1. ## Another limit question

lim as h -> 0 (6 + h) to the power of 3 subtract 216 divided by h

Any help?

2. You can expand $\displaystyle (6+h)^3$ or take advantage of property $\displaystyle a^3-b^3=(a-b)(a^2+ab+b^2)$ on numerator.

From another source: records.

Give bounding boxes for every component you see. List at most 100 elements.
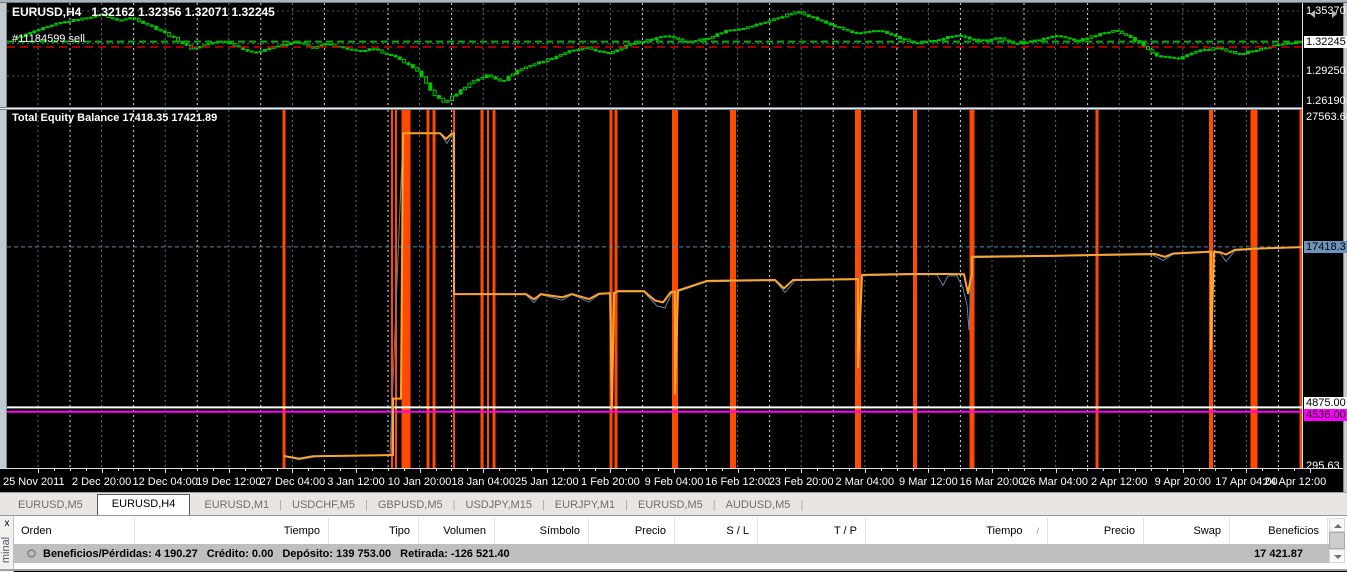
time-axis-label: 12 Dec 04:00 — [132, 476, 197, 488]
price-pane-title: EURUSD,H4 1.32162 1.32356 1.32071 1.3224… — [12, 5, 275, 19]
account-summary-row[interactable]: Beneficios/Pérdidas: 4 190.27 Crédito: 0… — [14, 544, 1329, 563]
time-axis-label: 1 Feb 20:00 — [581, 476, 640, 488]
column-header-s-l[interactable]: S / L — [675, 518, 758, 544]
column-header-orden[interactable]: Orden — [14, 518, 135, 544]
chart-tab-eurusd-m1[interactable]: EURUSD,M1 — [194, 496, 279, 515]
time-minor-tick — [1278, 469, 1279, 471]
time-axis-label: 16 Feb 12:00 — [705, 476, 770, 488]
summary-deposit: Depósito: 139 753.00 — [282, 548, 391, 560]
time-axis-label: 19 Dec 12:00 — [196, 476, 261, 488]
time-major-tick — [1183, 469, 1184, 473]
time-minor-tick — [658, 469, 659, 471]
time-axis-label: 23 Feb 20:00 — [769, 476, 834, 488]
equity-indicator-pane[interactable]: Total Equity Balance 17418.35 17421.89 — [7, 110, 1302, 468]
terminal-scrollbar[interactable] — [1329, 518, 1345, 563]
summary-profit-loss: Beneficios/Pérdidas: 4 190.27 — [43, 548, 198, 560]
time-minor-tick — [388, 469, 389, 471]
column-header-volumen[interactable]: Volumen — [419, 518, 495, 544]
terminal-panel: x minal OrdenTiempoTipoVolumenSímboloPre… — [0, 515, 1347, 571]
price-scale: 1.353701.292501.261901.3224527563.68295.… — [1302, 3, 1343, 468]
terminal-tab-label[interactable]: minal — [0, 530, 12, 570]
summary-total-profit: 17 421.87 — [1254, 548, 1303, 560]
time-major-tick — [1246, 469, 1247, 473]
current-equity-tag: 17418.3 — [1304, 241, 1347, 253]
price-chart-pane[interactable]: EURUSD,H4 1.32162 1.32356 1.32071 1.3224… — [7, 3, 1302, 107]
time-major-tick — [928, 469, 929, 473]
time-minor-tick — [706, 469, 707, 471]
column-header-precio[interactable]: Precio — [1048, 518, 1144, 544]
time-minor-tick — [1231, 469, 1232, 471]
column-header-beneficios[interactable]: Beneficios — [1230, 518, 1328, 544]
time-major-tick — [674, 469, 675, 473]
time-minor-tick — [1167, 469, 1168, 471]
time-minor-tick — [626, 469, 627, 471]
time-minor-tick — [197, 469, 198, 471]
equity-level-tag: 4536.00 — [1304, 409, 1347, 421]
time-minor-tick — [595, 469, 596, 471]
time-major-tick — [102, 469, 103, 473]
time-minor-tick — [897, 469, 898, 471]
time-major-tick — [547, 469, 548, 473]
price-tick-label: 1.26190 — [1306, 95, 1346, 107]
chart-tab-audusd-m5[interactable]: AUDUSD,M5 — [716, 496, 801, 515]
time-minor-tick — [642, 469, 643, 471]
time-minor-tick — [340, 469, 341, 471]
time-minor-tick — [1103, 469, 1104, 471]
chart-tab-eurjpy-m1[interactable]: EURJPY,M1 — [545, 496, 625, 515]
tab-scroll-left-icon[interactable] — [1310, 10, 1315, 18]
chart-tab-usdchf-m5[interactable]: USDCHF,M5 — [282, 496, 365, 515]
time-minor-tick — [70, 469, 71, 471]
time-major-tick — [1119, 469, 1120, 473]
time-minor-tick — [404, 469, 405, 471]
scrollbar-thumb[interactable] — [1329, 532, 1345, 549]
current-price-tag: 1.32245 — [1304, 36, 1347, 48]
scroll-down-icon[interactable] — [1329, 549, 1345, 563]
terminal-close-button[interactable]: x — [1, 518, 13, 530]
time-major-tick — [292, 469, 293, 473]
chart-tab-eurusd-m5[interactable]: EURUSD,M5 — [628, 496, 713, 515]
equity-level-tag: 4875.00 — [1304, 397, 1347, 409]
time-minor-tick — [881, 469, 882, 471]
open-order-label: #11184599 sell — [12, 33, 85, 45]
scroll-up-icon[interactable] — [1329, 518, 1345, 532]
summary-withdrawal: Retirada: -126 521.40 — [400, 548, 509, 560]
equity-chart-canvas[interactable] — [7, 110, 1302, 468]
time-minor-tick — [467, 469, 468, 471]
column-header-precio[interactable]: Precio — [589, 518, 675, 544]
time-minor-tick — [1040, 469, 1041, 471]
column-header-s-mbolo[interactable]: Símbolo — [495, 518, 589, 544]
time-major-tick — [1056, 469, 1057, 473]
equity-pane-title: Total Equity Balance 17418.35 17421.89 — [12, 112, 217, 124]
column-header-t-p[interactable]: T / P — [758, 518, 866, 544]
time-minor-tick — [1135, 469, 1136, 471]
time-axis: 25 Nov 20112 Dec 20:0012 Dec 04:0019 Dec… — [0, 468, 1343, 492]
column-header-tiempo[interactable]: Tiempo — [135, 518, 329, 544]
equity-tick-label: 27563.68 — [1306, 111, 1347, 123]
time-major-tick — [38, 469, 39, 473]
chart-tab-gbpusd-m5[interactable]: GBPUSD,M5 — [368, 496, 453, 515]
time-minor-tick — [118, 469, 119, 471]
chart-tab-eurusd-m5[interactable]: EURUSD,M5 — [8, 496, 93, 515]
time-minor-tick — [213, 469, 214, 471]
time-minor-tick — [531, 469, 532, 471]
column-header-tipo[interactable]: Tipo — [329, 518, 419, 544]
chart-tab-usdjpy-m15[interactable]: USDJPY,M15 — [456, 496, 542, 515]
time-axis-label: 18 Jan 04:00 — [451, 476, 515, 488]
time-minor-tick — [1072, 469, 1073, 471]
time-minor-tick — [86, 469, 87, 471]
chart-tab-eurusd-h4[interactable]: EURUSD,H4 — [97, 494, 191, 515]
time-axis-label: 2 Mar 04:00 — [835, 476, 894, 488]
column-header-tiempo[interactable]: Tiempo/ — [866, 518, 1048, 544]
time-axis-label: 27 Dec 04:00 — [260, 476, 325, 488]
chart-tab-bar: EURUSD,M5EURUSD,H4EURUSD,M1|USDCHF,M5|GB… — [0, 492, 1347, 515]
column-header-swap[interactable]: Swap — [1144, 518, 1230, 544]
time-major-tick — [865, 469, 866, 473]
time-minor-tick — [499, 469, 500, 471]
time-minor-tick — [1215, 469, 1216, 471]
time-minor-tick — [769, 469, 770, 471]
time-minor-tick — [579, 469, 580, 471]
terminal-column-header-row: OrdenTiempoTipoVolumenSímboloPrecioS / L… — [14, 518, 1328, 544]
time-minor-tick — [849, 469, 850, 471]
time-minor-tick — [261, 469, 262, 471]
tab-scroll-right-icon[interactable] — [1332, 10, 1337, 18]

3. Originally Posted by Hockey_Guy14
lim as h -> 0 (6 + h) to the power of 3 subtract 216 divided by h

Any help?
This is apparently
$\displaystyle \lim_{h \to 0} \frac{(6 + h)^3 - 216}{h}$

Expand the cubic:
$\displaystyle = \lim_{h \to 0} \frac{(216 + 108h + 18h^2 + h^3) - 216}{h}$

Now simplify:
$\displaystyle = \lim_{h \to 0} \frac{108h + 18h^2 + h^3}{h}$

Factor:
$\displaystyle = \lim_{h \to 0} \frac{h(108 + 18h + h^2)}{h}$

Cancel:
$\displaystyle = \lim_{h \to 0} (108 + 18h + h^2)$

And finally take the limit:
$\displaystyle = 108$

Many limits in the "secant form" above can be done by this procedure.

-Dan